PD, tutti contro tutti
Le acque interne del Pd sono agitatissime. Non si placa, anzi, la polemica tra il premier Matteo Renzi e la minoranza dem. Nei giorni scorsi a criticare il “capo” Matteo – termine scelto non a caso, di berlusconiana memoria – è stato l’ex segretario, Pier Luigi Bersani: “Renzi governa con i miei voti”, ha osato dire. In realtà si trattava di una replica alle dichiarazioni di Renzi che per punzecchiare – ammesso che ce ne fosse poi davvero bisogno – la minoranza del partito aveva detto: “Chi mi attacca ha distrutto l’Ulivo”.
Prove di forza e dissenso più o meno celato. Il Pd è in una costante ricerca di equilibrio tra la nuova classe dirigente, giovane e renziana, e la vecchia guardia che ancora resiste, rivendica una sua identità e di lasciare il partito – come hanno fatto per esempio Stefano Fassina e Giuseppe Civati – proprio non ne vuole sapere. Roberto Speranza, capo dei dissidenti dem, ha ribadito il suo no a qualunque ipotesi di scissione dalla kermesse di Sinistra riformista a Perugia: “Noi non restiamo nel Pd, noi siamo il Pd. Non c’è Pd se non c’è più questo pezzo di partito”. Le parole del premier non sono andate giù neanche a Bersani che replica a tono al segretario: “Sì, lo ammetto, mi sono arrabbiato molto, se mi toccano l’Ulivo… Se al corso di formazione politica vai a dire che la sinistra ha distrutto l’Ulivo, che abbiamo aiutato Berlusconi… Ricordo che il centrosinistra ha battuto tre volte Silvio Berlusconi e che, pochi o tanti voti che io abbia preso, Renzi sta comodamente governando con quelli che ho preso io. Non io Bersani, io centrosinistra”.

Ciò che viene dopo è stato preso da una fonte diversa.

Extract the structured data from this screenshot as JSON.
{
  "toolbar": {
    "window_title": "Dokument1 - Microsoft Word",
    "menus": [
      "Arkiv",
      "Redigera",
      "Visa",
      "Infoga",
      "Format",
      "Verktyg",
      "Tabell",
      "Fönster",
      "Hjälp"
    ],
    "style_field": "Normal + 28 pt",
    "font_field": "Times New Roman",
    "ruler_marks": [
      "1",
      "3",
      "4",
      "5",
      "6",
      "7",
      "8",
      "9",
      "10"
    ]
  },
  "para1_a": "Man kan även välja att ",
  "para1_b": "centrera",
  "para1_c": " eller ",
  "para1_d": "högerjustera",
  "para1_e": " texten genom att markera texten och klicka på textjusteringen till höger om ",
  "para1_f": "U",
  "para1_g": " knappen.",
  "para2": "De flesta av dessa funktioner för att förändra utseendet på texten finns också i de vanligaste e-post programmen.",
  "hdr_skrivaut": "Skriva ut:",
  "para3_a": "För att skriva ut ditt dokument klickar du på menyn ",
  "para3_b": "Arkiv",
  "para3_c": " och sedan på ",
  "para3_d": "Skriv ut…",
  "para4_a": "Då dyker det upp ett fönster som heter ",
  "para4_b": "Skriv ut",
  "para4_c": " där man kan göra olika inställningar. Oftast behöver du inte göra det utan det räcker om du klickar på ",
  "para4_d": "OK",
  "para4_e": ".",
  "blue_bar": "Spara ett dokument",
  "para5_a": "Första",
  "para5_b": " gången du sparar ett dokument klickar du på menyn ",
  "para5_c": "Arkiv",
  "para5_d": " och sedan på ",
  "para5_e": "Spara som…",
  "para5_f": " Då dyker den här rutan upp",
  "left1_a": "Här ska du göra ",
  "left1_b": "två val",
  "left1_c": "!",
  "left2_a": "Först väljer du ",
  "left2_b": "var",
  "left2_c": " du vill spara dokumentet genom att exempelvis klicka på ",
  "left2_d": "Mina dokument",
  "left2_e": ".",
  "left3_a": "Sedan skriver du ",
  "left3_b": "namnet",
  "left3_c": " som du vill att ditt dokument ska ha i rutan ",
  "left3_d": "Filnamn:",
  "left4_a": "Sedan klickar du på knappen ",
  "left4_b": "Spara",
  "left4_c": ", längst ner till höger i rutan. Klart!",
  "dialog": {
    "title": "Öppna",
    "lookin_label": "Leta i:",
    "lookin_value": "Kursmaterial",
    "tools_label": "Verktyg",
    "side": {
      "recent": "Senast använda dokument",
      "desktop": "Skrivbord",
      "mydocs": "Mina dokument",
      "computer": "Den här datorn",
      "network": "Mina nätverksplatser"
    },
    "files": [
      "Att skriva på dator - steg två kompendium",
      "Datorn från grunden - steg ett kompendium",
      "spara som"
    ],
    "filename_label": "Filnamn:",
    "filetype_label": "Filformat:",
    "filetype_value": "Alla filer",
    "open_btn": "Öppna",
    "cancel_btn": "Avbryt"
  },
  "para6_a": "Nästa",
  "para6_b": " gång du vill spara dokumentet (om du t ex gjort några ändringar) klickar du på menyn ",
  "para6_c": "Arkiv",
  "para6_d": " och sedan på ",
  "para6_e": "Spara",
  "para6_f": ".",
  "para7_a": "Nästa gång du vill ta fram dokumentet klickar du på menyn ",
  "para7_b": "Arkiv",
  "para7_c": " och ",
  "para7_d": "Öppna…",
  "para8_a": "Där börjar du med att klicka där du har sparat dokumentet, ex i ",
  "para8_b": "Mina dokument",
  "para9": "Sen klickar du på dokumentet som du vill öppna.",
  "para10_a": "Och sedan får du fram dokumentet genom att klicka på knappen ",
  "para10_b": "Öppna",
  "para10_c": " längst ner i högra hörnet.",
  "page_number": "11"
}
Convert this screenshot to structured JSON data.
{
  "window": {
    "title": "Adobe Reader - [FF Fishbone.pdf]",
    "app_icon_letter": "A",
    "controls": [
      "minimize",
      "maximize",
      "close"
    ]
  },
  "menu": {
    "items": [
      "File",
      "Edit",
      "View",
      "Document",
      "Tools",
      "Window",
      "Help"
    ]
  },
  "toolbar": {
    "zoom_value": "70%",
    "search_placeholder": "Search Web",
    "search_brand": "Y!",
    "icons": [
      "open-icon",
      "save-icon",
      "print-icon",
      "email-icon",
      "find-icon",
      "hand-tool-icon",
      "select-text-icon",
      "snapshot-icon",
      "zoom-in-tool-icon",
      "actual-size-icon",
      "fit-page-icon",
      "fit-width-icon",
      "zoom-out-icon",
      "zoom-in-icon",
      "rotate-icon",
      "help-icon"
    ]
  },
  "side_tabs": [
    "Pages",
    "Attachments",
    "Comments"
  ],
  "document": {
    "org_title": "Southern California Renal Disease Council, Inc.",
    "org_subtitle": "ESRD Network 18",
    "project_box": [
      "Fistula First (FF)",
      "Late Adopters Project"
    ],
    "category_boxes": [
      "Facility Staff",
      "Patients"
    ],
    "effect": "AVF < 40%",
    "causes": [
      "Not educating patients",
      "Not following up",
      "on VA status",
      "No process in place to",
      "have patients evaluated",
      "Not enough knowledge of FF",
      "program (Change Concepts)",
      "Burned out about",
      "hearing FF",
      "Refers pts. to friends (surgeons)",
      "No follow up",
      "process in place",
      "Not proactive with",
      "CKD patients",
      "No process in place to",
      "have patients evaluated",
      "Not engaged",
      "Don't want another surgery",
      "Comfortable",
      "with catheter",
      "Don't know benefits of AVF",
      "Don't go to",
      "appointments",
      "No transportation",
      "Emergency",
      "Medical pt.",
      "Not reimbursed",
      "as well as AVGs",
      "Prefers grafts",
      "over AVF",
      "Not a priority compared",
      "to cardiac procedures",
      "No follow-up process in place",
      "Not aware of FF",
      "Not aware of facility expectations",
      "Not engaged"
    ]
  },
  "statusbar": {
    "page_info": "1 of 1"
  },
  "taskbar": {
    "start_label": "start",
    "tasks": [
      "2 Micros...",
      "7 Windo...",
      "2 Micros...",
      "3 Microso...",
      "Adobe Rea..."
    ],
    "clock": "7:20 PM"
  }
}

E’ sempre la solita storia. Chi è contrario al nuovo corso democratico ogni tanto lo dice e dalla Segreteria di partito arrivano le solite parole tese, seppur con un bello stile, a zittire: “Una nuova generazione sta provando a cambiare l’Italia e l’Europa”, si legge in una nota firmata dai due vicesegretari, Guerini e Serrachiani. “Non torneremo indietro nel tempo alle divisioni interne che hanno ucciso i governi passati di centrosinistra”. Gianni Cuperlo, tendenzialmente sempre molto pacato nelle sue esternazioni, questa volta sembra quasi un po’ irritato: “Basta con questa denuncia di quelli che perdono e scappano via col pallone. A dirla tutta, chi alza il dito e lo denuncia adesso è quello che ha vinto, si è tenuto il pallone per sé e ha espulso gli avversari”. Una stoccatina neanche tanto velata all’ormai ex Rottamatore che non rottama più da quando, evidentemente, si è insediato a Palazzo Chigi.
A porre una piccola tregua alle tensioni dem ci ha pensato a metà della scorsa settimana ancora Pier Luigi Bersani: “Dobbiamo restare lì, quel Partito è il mio Partito. Certo se quelli lì prendono il mitra allora ci toccherà andare in montagna. Altro che scissione”. Il messaggio dell’ex segretario all’attuale è piuttosto chiaro: “Io non voglio regalare il Pd a Renzi”. Anche perché bisogna vedere “fino a quando resterà al comando, io non credo che funzionerà a lungo”. Fintanto che la destra non si riorganizza e la finisce di litigare. Come sotto il Campidoglio, per esempio.